Jaime y Mario pasaban de mano en mano: en un momento al lado de una condesa medieval, revolucionarios, mendigos, con una mujer de sombrero de plumas, o con un oficial francés... Todos unidos en la muerte como lo debieron haber estado en vida. Mario se perdió en la multitud que lo jalaba hasta el interior de la fiesta y Jaime dejó de verlo, al tiempo que suplicaba al Cielo por un desmayo, ya no ver todo esto sería una bendición. Quería ordenarle a su cuerpo que no escuchara la música, para que no...

Un dedo se colocó sobre el lunar de Jaime.

Era la niña del vestido verde. Lo tomó de las manos y giraron alejándose del centro, yendo hacia la orilla del baile. Ella lo observaba profundamente, sin pestañear. De repente, la niña empujó a Jaime, lanzándolo fuera de la danza, y fue a caer a un lado del arbusto, en donde se habían ocultado antes Mario y él.

-¡Corre “Ratón”! –gritó ella mientras se hundía de nuevo en la multitud-. ¡¡¡Corre!!!

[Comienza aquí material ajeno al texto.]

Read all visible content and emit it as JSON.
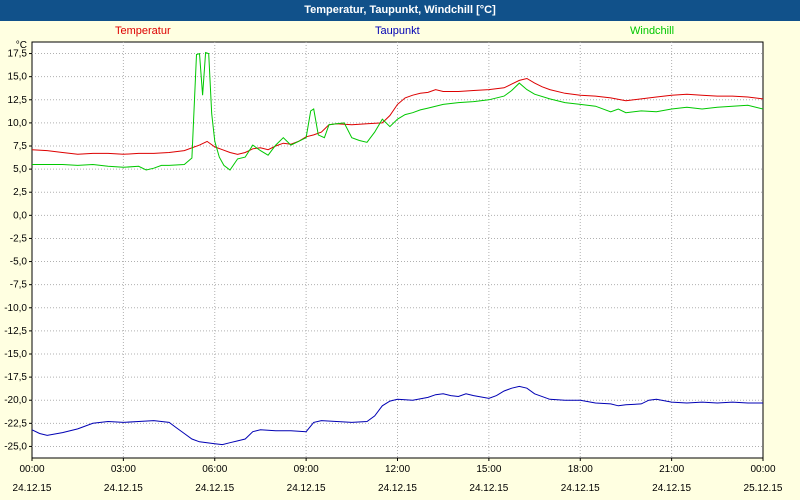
{
  "title_bar": {
    "title": "Temperatur, Taupunkt, Windchill [°C]",
    "bg": "#11518a",
    "fg": "#ffffff"
  },
  "page_bg": "#ffffe1",
  "legend": [
    {
      "label": "Temperatur",
      "color": "#dd0000"
    },
    {
      "label": "Taupunkt",
      "color": "#0000b4"
    },
    {
      "label": "Windchill",
      "color": "#00c800"
    }
  ],
  "chart_data": {
    "type": "line",
    "title": "Temperatur, Taupunkt, Windchill [°C]",
    "ylabel": "°C",
    "xlabel": "",
    "ylim": [
      -25,
      17.5
    ],
    "ytick_step": 2.5,
    "xlim": [
      0,
      24
    ],
    "grid": "dotted",
    "grid_color": "#b0b0b0",
    "plot_bg": "#ffffff",
    "legend_position": "top",
    "yticks": [
      {
        "value": 17.5,
        "label": "17,5"
      },
      {
        "value": 15.0,
        "label": "15,0"
      },
      {
        "value": 12.5,
        "label": "12,5"
      },
      {
        "value": 10.0,
        "label": "10,0"
      },
      {
        "value": 7.5,
        "label": "7,5"
      },
      {
        "value": 5.0,
        "label": "5,0"
      },
      {
        "value": 2.5,
        "label": "2,5"
      },
      {
        "value": 0.0,
        "label": "0,0"
      },
      {
        "value": -2.5,
        "label": "-2,5"
      },
      {
        "value": -5.0,
        "label": "-5,0"
      },
      {
        "value": -7.5,
        "label": "-7,5"
      },
      {
        "value": -10.0,
        "label": "-10,0"
      },
      {
        "value": -12.5,
        "label": "-12,5"
      },
      {
        "value": -15.0,
        "label": "-15,0"
      },
      {
        "value": -17.5,
        "label": "-17,5"
      },
      {
        "value": -20.0,
        "label": "-20,0"
      },
      {
        "value": -22.5,
        "label": "-22,5"
      },
      {
        "value": -25.0,
        "label": "-25,0"
      }
    ],
    "xticks": [
      {
        "hour": 0,
        "time": "00:00",
        "date": "24.12.15"
      },
      {
        "hour": 3,
        "time": "03:00",
        "date": "24.12.15"
      },
      {
        "hour": 6,
        "time": "06:00",
        "date": "24.12.15"
      },
      {
        "hour": 9,
        "time": "09:00",
        "date": "24.12.15"
      },
      {
        "hour": 12,
        "time": "12:00",
        "date": "24.12.15"
      },
      {
        "hour": 15,
        "time": "15:00",
        "date": "24.12.15"
      },
      {
        "hour": 18,
        "time": "18:00",
        "date": "24.12.15"
      },
      {
        "hour": 21,
        "time": "21:00",
        "date": "24.12.15"
      },
      {
        "hour": 24,
        "time": "00:00",
        "date": "25.12.15"
      }
    ],
    "series": [
      {
        "name": "Temperatur",
        "color": "#dd0000",
        "points": [
          [
            0,
            7.1
          ],
          [
            0.5,
            7.0
          ],
          [
            1,
            6.8
          ],
          [
            1.5,
            6.6
          ],
          [
            2,
            6.7
          ],
          [
            2.5,
            6.7
          ],
          [
            3,
            6.6
          ],
          [
            3.5,
            6.7
          ],
          [
            4,
            6.7
          ],
          [
            4.5,
            6.8
          ],
          [
            5,
            7.0
          ],
          [
            5.5,
            7.6
          ],
          [
            5.75,
            8.0
          ],
          [
            6,
            7.4
          ],
          [
            6.25,
            7.1
          ],
          [
            6.5,
            6.8
          ],
          [
            6.75,
            6.6
          ],
          [
            7,
            6.8
          ],
          [
            7.25,
            7.2
          ],
          [
            7.5,
            7.3
          ],
          [
            7.75,
            7.1
          ],
          [
            8,
            7.5
          ],
          [
            8.25,
            7.8
          ],
          [
            8.5,
            7.7
          ],
          [
            8.75,
            8.0
          ],
          [
            9,
            8.5
          ],
          [
            9.25,
            8.7
          ],
          [
            9.5,
            9.0
          ],
          [
            9.75,
            9.8
          ],
          [
            10,
            9.9
          ],
          [
            10.5,
            9.8
          ],
          [
            11,
            9.9
          ],
          [
            11.5,
            10.0
          ],
          [
            11.75,
            10.8
          ],
          [
            12,
            12.0
          ],
          [
            12.25,
            12.7
          ],
          [
            12.5,
            13.0
          ],
          [
            12.75,
            13.2
          ],
          [
            13,
            13.3
          ],
          [
            13.25,
            13.6
          ],
          [
            13.5,
            13.4
          ],
          [
            14,
            13.4
          ],
          [
            14.5,
            13.5
          ],
          [
            15,
            13.6
          ],
          [
            15.5,
            13.8
          ],
          [
            15.75,
            14.2
          ],
          [
            16,
            14.6
          ],
          [
            16.25,
            14.8
          ],
          [
            16.5,
            14.3
          ],
          [
            16.75,
            13.9
          ],
          [
            17,
            13.6
          ],
          [
            17.5,
            13.2
          ],
          [
            18,
            13.0
          ],
          [
            18.5,
            12.9
          ],
          [
            19,
            12.7
          ],
          [
            19.5,
            12.4
          ],
          [
            20,
            12.6
          ],
          [
            20.5,
            12.8
          ],
          [
            21,
            13.0
          ],
          [
            21.5,
            13.1
          ],
          [
            22,
            13.0
          ],
          [
            22.5,
            12.9
          ],
          [
            23,
            12.9
          ],
          [
            23.5,
            12.8
          ],
          [
            24,
            12.6
          ]
        ]
      },
      {
        "name": "Taupunkt",
        "color": "#0000b4",
        "points": [
          [
            0,
            -23.2
          ],
          [
            0.25,
            -23.6
          ],
          [
            0.5,
            -23.8
          ],
          [
            1,
            -23.5
          ],
          [
            1.5,
            -23.1
          ],
          [
            2,
            -22.5
          ],
          [
            2.5,
            -22.3
          ],
          [
            3,
            -22.4
          ],
          [
            3.5,
            -22.3
          ],
          [
            4,
            -22.2
          ],
          [
            4.5,
            -22.4
          ],
          [
            4.75,
            -23.0
          ],
          [
            5,
            -23.6
          ],
          [
            5.25,
            -24.2
          ],
          [
            5.5,
            -24.5
          ],
          [
            6,
            -24.7
          ],
          [
            6.25,
            -24.8
          ],
          [
            6.5,
            -24.6
          ],
          [
            6.75,
            -24.4
          ],
          [
            7,
            -24.2
          ],
          [
            7.25,
            -23.4
          ],
          [
            7.5,
            -23.2
          ],
          [
            8,
            -23.3
          ],
          [
            8.5,
            -23.3
          ],
          [
            9,
            -23.4
          ],
          [
            9.25,
            -22.4
          ],
          [
            9.5,
            -22.2
          ],
          [
            10,
            -22.3
          ],
          [
            10.5,
            -22.4
          ],
          [
            11,
            -22.3
          ],
          [
            11.25,
            -21.7
          ],
          [
            11.5,
            -20.6
          ],
          [
            11.75,
            -20.1
          ],
          [
            12,
            -19.9
          ],
          [
            12.5,
            -20.0
          ],
          [
            13,
            -19.7
          ],
          [
            13.25,
            -19.4
          ],
          [
            13.5,
            -19.3
          ],
          [
            13.75,
            -19.5
          ],
          [
            14,
            -19.6
          ],
          [
            14.25,
            -19.3
          ],
          [
            14.5,
            -19.5
          ],
          [
            15,
            -19.8
          ],
          [
            15.25,
            -19.5
          ],
          [
            15.5,
            -19.0
          ],
          [
            15.75,
            -18.7
          ],
          [
            16,
            -18.5
          ],
          [
            16.25,
            -18.7
          ],
          [
            16.5,
            -19.3
          ],
          [
            17,
            -19.9
          ],
          [
            17.5,
            -20.0
          ],
          [
            18,
            -20.0
          ],
          [
            18.5,
            -20.3
          ],
          [
            19,
            -20.4
          ],
          [
            19.25,
            -20.6
          ],
          [
            19.5,
            -20.5
          ],
          [
            20,
            -20.4
          ],
          [
            20.25,
            -20.0
          ],
          [
            20.5,
            -19.9
          ],
          [
            21,
            -20.2
          ],
          [
            21.5,
            -20.3
          ],
          [
            22,
            -20.2
          ],
          [
            22.5,
            -20.3
          ],
          [
            23,
            -20.2
          ],
          [
            23.5,
            -20.3
          ],
          [
            24,
            -20.3
          ]
        ]
      },
      {
        "name": "Windchill",
        "color": "#00c800",
        "points": [
          [
            0,
            5.5
          ],
          [
            0.5,
            5.5
          ],
          [
            1,
            5.5
          ],
          [
            1.5,
            5.4
          ],
          [
            2,
            5.5
          ],
          [
            2.5,
            5.3
          ],
          [
            3,
            5.2
          ],
          [
            3.5,
            5.3
          ],
          [
            3.75,
            4.9
          ],
          [
            4,
            5.1
          ],
          [
            4.25,
            5.4
          ],
          [
            4.5,
            5.4
          ],
          [
            5,
            5.5
          ],
          [
            5.25,
            6.2
          ],
          [
            5.4,
            17.4
          ],
          [
            5.5,
            17.5
          ],
          [
            5.6,
            13.0
          ],
          [
            5.7,
            17.6
          ],
          [
            5.8,
            17.5
          ],
          [
            5.9,
            11.0
          ],
          [
            6,
            8.0
          ],
          [
            6.15,
            6.3
          ],
          [
            6.3,
            5.4
          ],
          [
            6.5,
            4.9
          ],
          [
            6.75,
            6.1
          ],
          [
            7,
            6.3
          ],
          [
            7.25,
            7.6
          ],
          [
            7.5,
            7.0
          ],
          [
            7.75,
            6.5
          ],
          [
            8,
            7.6
          ],
          [
            8.25,
            8.4
          ],
          [
            8.5,
            7.6
          ],
          [
            8.75,
            8.0
          ],
          [
            9,
            8.4
          ],
          [
            9.15,
            11.3
          ],
          [
            9.25,
            11.5
          ],
          [
            9.4,
            8.7
          ],
          [
            9.6,
            8.4
          ],
          [
            9.75,
            9.8
          ],
          [
            10,
            9.9
          ],
          [
            10.25,
            10.0
          ],
          [
            10.5,
            8.4
          ],
          [
            10.75,
            8.1
          ],
          [
            11,
            7.9
          ],
          [
            11.25,
            9.0
          ],
          [
            11.5,
            10.4
          ],
          [
            11.75,
            9.6
          ],
          [
            12,
            10.4
          ],
          [
            12.25,
            10.9
          ],
          [
            12.5,
            11.1
          ],
          [
            12.75,
            11.4
          ],
          [
            13,
            11.6
          ],
          [
            13.5,
            12.0
          ],
          [
            14,
            12.2
          ],
          [
            14.5,
            12.3
          ],
          [
            15,
            12.5
          ],
          [
            15.5,
            12.9
          ],
          [
            15.75,
            13.5
          ],
          [
            16,
            14.3
          ],
          [
            16.25,
            13.6
          ],
          [
            16.5,
            13.1
          ],
          [
            17,
            12.6
          ],
          [
            17.5,
            12.2
          ],
          [
            18,
            12.0
          ],
          [
            18.5,
            11.8
          ],
          [
            19,
            11.2
          ],
          [
            19.25,
            11.5
          ],
          [
            19.5,
            11.1
          ],
          [
            20,
            11.3
          ],
          [
            20.5,
            11.2
          ],
          [
            21,
            11.5
          ],
          [
            21.5,
            11.7
          ],
          [
            22,
            11.5
          ],
          [
            22.5,
            11.7
          ],
          [
            23,
            11.8
          ],
          [
            23.5,
            11.9
          ],
          [
            24,
            11.5
          ]
        ]
      }
    ]
  }
}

Jaime se levantó y corrió.

La música comenzó a hacerse lejana. No supo cómo llegó hasta su casa, cómo entró por la ventana o cómo se cubrió con sus cobijas.

***

Al otro día su madre lo descubrió con fiebre y delirando. Pasaron una semana cuidándolo y culpando a la ventana que encontraron abierta.

Una tarde de domingo, casi llegando el crepúsculo, cuando tuvo fuerzas suficientes, contó todo lo que sucedió la Noche de San Juan: los muertos, el anciano y su flauta de fémur, Mario perdiéndose en la danza, y la niña del vestido verde. Sus padres se limitaron a decirle que lo había soñado, y que, seguramente, durante la fiebre los escuchó hablar, a ellos, que Mario tenía una semana desaparecido. La fiebre y la angustia lo hicieron alucinar, sobre esas historias que escuchaba entre sueños. Con un beso en la frente le pidieron perdón por inquietarlo. Su madre fue al pueblo, y su padre se unió al grupo que buscaba desde hacía una semana a Mario. No sin antes decirle a Jaime cuánto lo amaba.

Sólo su abuela permanecía en silencio. Hasta pocos minutos después de que los padres de Jaime salieron. Parecía pensar en algo. Se acercó a un lado de Jaime y le tocó el lunar con un dedo.

-No tengas miedo “Ratón” –dijo la abuela -... Siempre me lo repetía Laura. Una amiga que tuve cuando era niña.

Jaime abrió la boca con asombro: él nunca les dijo que la muchacha le había dicho “Ratón”.

-Yo era como tú –continuó-, nunca me gustó que me dijeran miedosa. Un día Laura me retó a salir en la Noche de San Juan... Ese día, recuerdo, ella llevaba el hermoso vestido verde que su papá le había comprado en la Capital.

-¿Y qué pasó “abue”?

-Fuimos al cerro de noche –La mujer contuvo las ganas de llorar-... Yo tuve miedo y salí corriendo cuando se escuchó la música... Laura siempre fue más valiente que yo y se quedó ahí –suspiró-. El miedo me protegió, en ese momento descubrí que el miedo podía ser bueno.

-¿Entonces esa niña era Laura? –dijo recordando el rostro de la chiquilla-... ¿Por qué crees que me salvó?

La abuela le tocó el lunar en la nariz, ése que ambos compartían.

-Porque era mi amiga...  La mejor.

-¿Y qué crees que les pasó a ella y a Mario?

La abuela le besó la frente, se levantó y fue hasta la puerta.

-Eres un niño muy bueno –le dijo la anciana con ternura-, tú tienes dos ángeles de la guarda que cuidan tu ventana –apagó la luz-. Buenas noches mi niño –y salió.

El ruido del viento sobre los árboles comenzó a silbar una canción de fiesta que Jaime reconoció de inmediato.

Temeroso, se acurrucó en su cama, cubrió su cabeza con las cobijas, y rezó porque los ángeles que cuidaban su ventana, le impidieran el paso a las notas de esa melodía infernal que lo hizo bailar en la Noche de San Juan.